Let us see further proofs that the responsibility of the creature is based upon God’s sovereignty. How many things are recorded in Scripture which were right because God commanded them—which would not have been right had He not so commanded! What right had Adam to eat of the trees of the garden? The permission of his Maker (Gen. 2:16);
without such, he would have been a thief! What right had Israel to borrow of the Egyptians’ jewels and raiment (Ex. 12:35)? None, unless Jehovah had authorized it (Ex. 3:22). What right had Israel to slay so many lambs for sacrifice? None, except that God commanded it. What right had Israel to kill off all the Canaanites? None, only as Jehovah had bidden them. What right has the husband to require submission from his wife? None, unless God had appointed it. So we might go on. Human responsibility is based on divine sovereignty.
One more example of the exercise of God’s absolute sovereignty: God placed His elect upon a different footing than Adam or Israel. He placed them upon an unconditional footing. In the Everlasting Covenant Jesus Christ was appointed their Head, took their responsibilities upon Himself, and wrought out a righteousness for them which is perfect, indefeasible, eternal. Christ was placed upon a conditional footing, for He was “made under the law, to redeem them that were under the law,” but with this infinite difference: the others failed, He did not, and could not. Who placed Christ upon that conditional footing? The Triune God. It was sovereign will that appointed Him, sovereign love that sent Him, sovereign authority that assigned His work.

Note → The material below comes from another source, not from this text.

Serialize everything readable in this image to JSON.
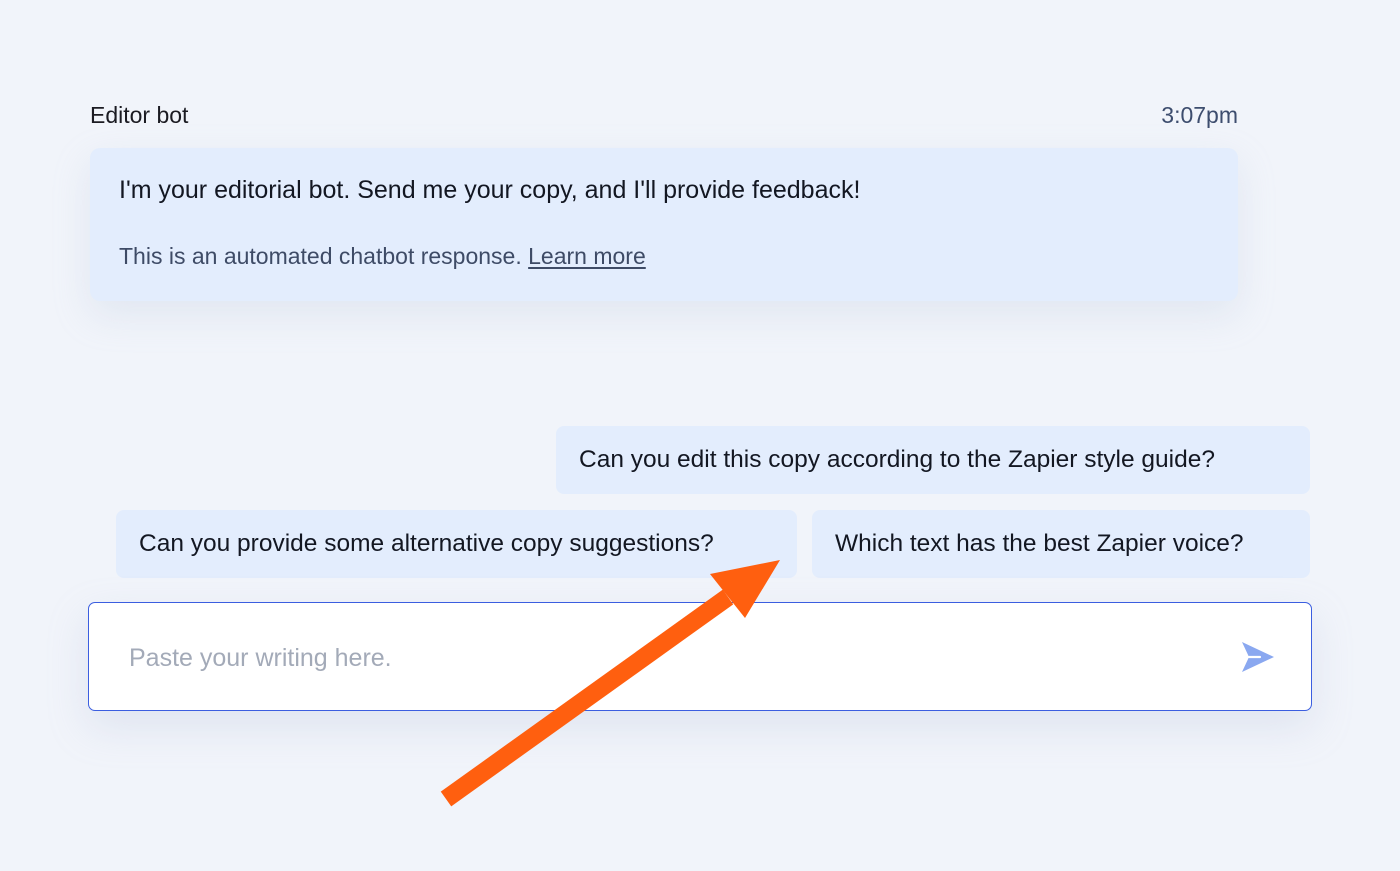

Certain conditions were set before the Mediator. He was to be made in the likeness of sin’s flesh; He was to magnify the Law and make it honorable; He was to bear all the sins of all God’s people in His own body on the tree; He was to make full atonement for them; He was to endure the outpoured wrath of God; He was to die and be buried. On the fulfillment of those conditions He was promised a reward (Isa. 53:10-12). He was to be the firstborn among many brethren; He was to have a people who should share His glory. Blessed be His name forever, He fulfilled those conditions.
Because He did so, the Father stands pledged, on solemn oath, to preserve through time and bless throughout eternity every one of those for whom His incarnate Son mediated. Because He took their place, they now share His. His righteousness is theirs. His standing before God is theirs, His life is theirs. There is not a single condition for them to meet, not a single responsibility for them to discharge in order to attain their eternal bliss. “By one offering He hath perfected for ever them that are
sanctified (Heb. 10:14).
Here then is the sovereignty of God openly displayed before all, displayed in the different ways in which He has dealt with His creatures. Part of the angels, Adam, Israel, were placed upon a conditional footing. Continued blessing was dependent upon their obedience and fidelity to God. But in sharp contrast, the “little flock” (Luke 12:32) have been given an unconditional, an immutable standing in God’s covenant, God’s counsels, God’s Son; their blessing is dependent upon what Christ did for them. “The foundation of God standeth sure, having this seal, The Lord knoweth them that are His” (2 Tim. 2:19). The foundation on which God’s elect stand is a perfect one; nothing can be added to it, nor anything taken from it (Eccl. 3:14). Here, then, is the highest and grandest display of the absolute sovereignty of God. He has “mercy on whom he will have mercy, and whom he will be hardeneth” (Rom. 9:18).